SPCH 1311. FUNDAMENTALS OF SPEECH. (lecture 3, lab 0). CREDIT 3 - This course emphasizes the
principles of oral communication skills in both speaking and listening situations. In addition to theory in verbal and nonverbal technique, the course prepares students for planning, organization, and delivery of different types of informative and persuasive presentations. Prerequisite: TSWE 35 or DEVW 0360. This is an academic transfer course.
BIOL 1408 GENERAL BIOLOGY (lecture 3, lab 3). CREDIT 4 A survey of structures and functions
common to living forms in general.

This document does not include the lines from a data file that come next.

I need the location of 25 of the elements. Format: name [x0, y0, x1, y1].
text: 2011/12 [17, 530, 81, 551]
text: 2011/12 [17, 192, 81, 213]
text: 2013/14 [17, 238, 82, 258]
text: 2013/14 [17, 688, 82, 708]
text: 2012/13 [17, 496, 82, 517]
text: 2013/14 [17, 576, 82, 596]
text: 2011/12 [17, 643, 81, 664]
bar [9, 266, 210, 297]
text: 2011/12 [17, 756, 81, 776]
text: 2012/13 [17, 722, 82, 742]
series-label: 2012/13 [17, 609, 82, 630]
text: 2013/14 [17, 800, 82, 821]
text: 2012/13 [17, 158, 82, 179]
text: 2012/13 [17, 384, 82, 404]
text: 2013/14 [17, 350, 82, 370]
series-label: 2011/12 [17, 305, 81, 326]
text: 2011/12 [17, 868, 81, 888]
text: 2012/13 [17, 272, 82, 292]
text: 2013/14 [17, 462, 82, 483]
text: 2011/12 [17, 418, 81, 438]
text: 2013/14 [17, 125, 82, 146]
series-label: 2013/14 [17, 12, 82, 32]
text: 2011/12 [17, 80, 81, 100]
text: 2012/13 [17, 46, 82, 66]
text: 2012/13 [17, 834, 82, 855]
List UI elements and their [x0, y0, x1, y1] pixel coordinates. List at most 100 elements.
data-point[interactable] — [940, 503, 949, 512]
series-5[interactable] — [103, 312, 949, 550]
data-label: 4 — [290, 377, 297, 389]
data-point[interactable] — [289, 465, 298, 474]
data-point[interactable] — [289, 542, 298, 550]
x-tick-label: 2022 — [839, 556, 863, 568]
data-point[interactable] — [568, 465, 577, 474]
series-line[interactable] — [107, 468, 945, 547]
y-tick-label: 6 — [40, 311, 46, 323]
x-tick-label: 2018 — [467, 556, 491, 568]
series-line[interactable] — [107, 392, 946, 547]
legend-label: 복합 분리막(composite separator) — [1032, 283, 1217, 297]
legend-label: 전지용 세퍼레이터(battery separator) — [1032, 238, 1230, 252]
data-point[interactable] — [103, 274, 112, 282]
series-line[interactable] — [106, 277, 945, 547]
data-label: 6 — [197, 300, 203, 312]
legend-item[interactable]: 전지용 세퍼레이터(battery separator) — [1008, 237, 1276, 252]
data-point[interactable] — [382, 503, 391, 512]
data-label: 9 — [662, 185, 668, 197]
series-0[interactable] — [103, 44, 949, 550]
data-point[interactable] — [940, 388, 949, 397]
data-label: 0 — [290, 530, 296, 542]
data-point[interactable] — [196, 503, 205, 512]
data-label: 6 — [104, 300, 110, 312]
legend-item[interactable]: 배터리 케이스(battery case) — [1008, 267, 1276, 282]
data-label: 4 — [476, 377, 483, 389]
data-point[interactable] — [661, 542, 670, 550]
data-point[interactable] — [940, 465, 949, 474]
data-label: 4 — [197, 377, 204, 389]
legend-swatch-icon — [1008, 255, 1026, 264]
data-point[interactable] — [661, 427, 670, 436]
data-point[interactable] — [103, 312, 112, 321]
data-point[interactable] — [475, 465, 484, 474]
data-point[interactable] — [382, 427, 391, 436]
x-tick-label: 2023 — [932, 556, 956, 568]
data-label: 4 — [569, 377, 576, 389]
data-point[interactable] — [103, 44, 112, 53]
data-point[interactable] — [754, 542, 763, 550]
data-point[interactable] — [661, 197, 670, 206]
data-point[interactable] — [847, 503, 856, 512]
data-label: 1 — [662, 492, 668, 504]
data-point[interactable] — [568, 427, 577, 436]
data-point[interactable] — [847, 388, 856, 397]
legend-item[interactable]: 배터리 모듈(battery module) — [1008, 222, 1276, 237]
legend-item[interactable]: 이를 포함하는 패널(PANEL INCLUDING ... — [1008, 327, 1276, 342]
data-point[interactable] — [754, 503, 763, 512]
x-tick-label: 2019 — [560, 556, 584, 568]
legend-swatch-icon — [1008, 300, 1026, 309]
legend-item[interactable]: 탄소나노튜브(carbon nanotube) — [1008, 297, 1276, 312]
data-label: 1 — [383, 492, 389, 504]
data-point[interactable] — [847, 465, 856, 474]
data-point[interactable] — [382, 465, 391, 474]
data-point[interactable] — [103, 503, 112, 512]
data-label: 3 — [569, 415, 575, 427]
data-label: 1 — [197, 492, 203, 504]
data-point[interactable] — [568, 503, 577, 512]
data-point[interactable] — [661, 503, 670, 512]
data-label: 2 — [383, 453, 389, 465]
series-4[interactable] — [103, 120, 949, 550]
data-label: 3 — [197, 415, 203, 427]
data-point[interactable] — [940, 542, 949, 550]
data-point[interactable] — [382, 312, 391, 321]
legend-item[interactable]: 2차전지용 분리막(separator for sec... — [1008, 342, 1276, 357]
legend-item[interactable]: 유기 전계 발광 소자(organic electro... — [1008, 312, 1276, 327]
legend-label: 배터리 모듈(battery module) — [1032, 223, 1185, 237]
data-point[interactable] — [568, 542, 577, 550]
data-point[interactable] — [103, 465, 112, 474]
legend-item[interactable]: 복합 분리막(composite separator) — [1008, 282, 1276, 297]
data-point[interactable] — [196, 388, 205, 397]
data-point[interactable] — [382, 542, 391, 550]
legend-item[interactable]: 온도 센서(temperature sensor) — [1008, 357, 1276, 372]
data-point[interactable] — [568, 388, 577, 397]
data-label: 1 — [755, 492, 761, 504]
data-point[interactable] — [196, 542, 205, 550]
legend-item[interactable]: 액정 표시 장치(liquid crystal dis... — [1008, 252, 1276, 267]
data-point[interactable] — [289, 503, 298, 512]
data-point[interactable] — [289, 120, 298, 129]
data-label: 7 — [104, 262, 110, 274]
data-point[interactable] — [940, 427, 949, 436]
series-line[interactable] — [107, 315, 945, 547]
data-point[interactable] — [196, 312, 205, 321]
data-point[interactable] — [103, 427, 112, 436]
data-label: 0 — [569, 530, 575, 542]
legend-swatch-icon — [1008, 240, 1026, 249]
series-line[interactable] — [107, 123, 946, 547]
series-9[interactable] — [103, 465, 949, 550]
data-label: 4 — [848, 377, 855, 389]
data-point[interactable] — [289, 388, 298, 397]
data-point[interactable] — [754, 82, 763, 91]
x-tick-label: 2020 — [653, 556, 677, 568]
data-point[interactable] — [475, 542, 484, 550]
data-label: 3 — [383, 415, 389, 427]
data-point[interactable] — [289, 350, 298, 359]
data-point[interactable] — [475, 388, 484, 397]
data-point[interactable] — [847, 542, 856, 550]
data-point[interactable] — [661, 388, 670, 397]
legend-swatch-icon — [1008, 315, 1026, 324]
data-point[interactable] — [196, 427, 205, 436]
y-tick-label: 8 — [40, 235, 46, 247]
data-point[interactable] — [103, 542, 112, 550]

Includes principles of cell biochemistry; genetics, development, evolution and systematic study of the morphology and physiology of vertebrates with emphasis o the human body.
BIOL 2420 (lecture 3, lab 3). CREDIT 4 MICROBIOLOGY. Principles and applications of microbial
activity, with emphasis on the bacterial types. The morphology, physiology, genetics and classification of microorganisms with relationship to man. Sterilization, staining, and pure culture techniques, as well as media preparation, are stressed in the laboratory.
CHEM 1411 GENERAL INORGANIC CHEMISTRY (lecture 3, lab 3). CREDIT 4 . Principles and laws of
chemical changes , gas laws, periodic classification, atomic ad molecular structure, solution concentrations, ionic equilibria, oxidation-reduction reactions, thermodynamic equilibria. Recommended that students should have strong mathematical background and completed high school chemistry.
SOCI 1301 INTRODUCTION TO SOCIOLOGY (lecture 3, lab 0). CREDIT 3. An introduction to the study
of sociology dealing with group behavior, relationship of man , stressing the interaction, of heredity, geographical environment, the group and culture upon man's personality and upon his social life.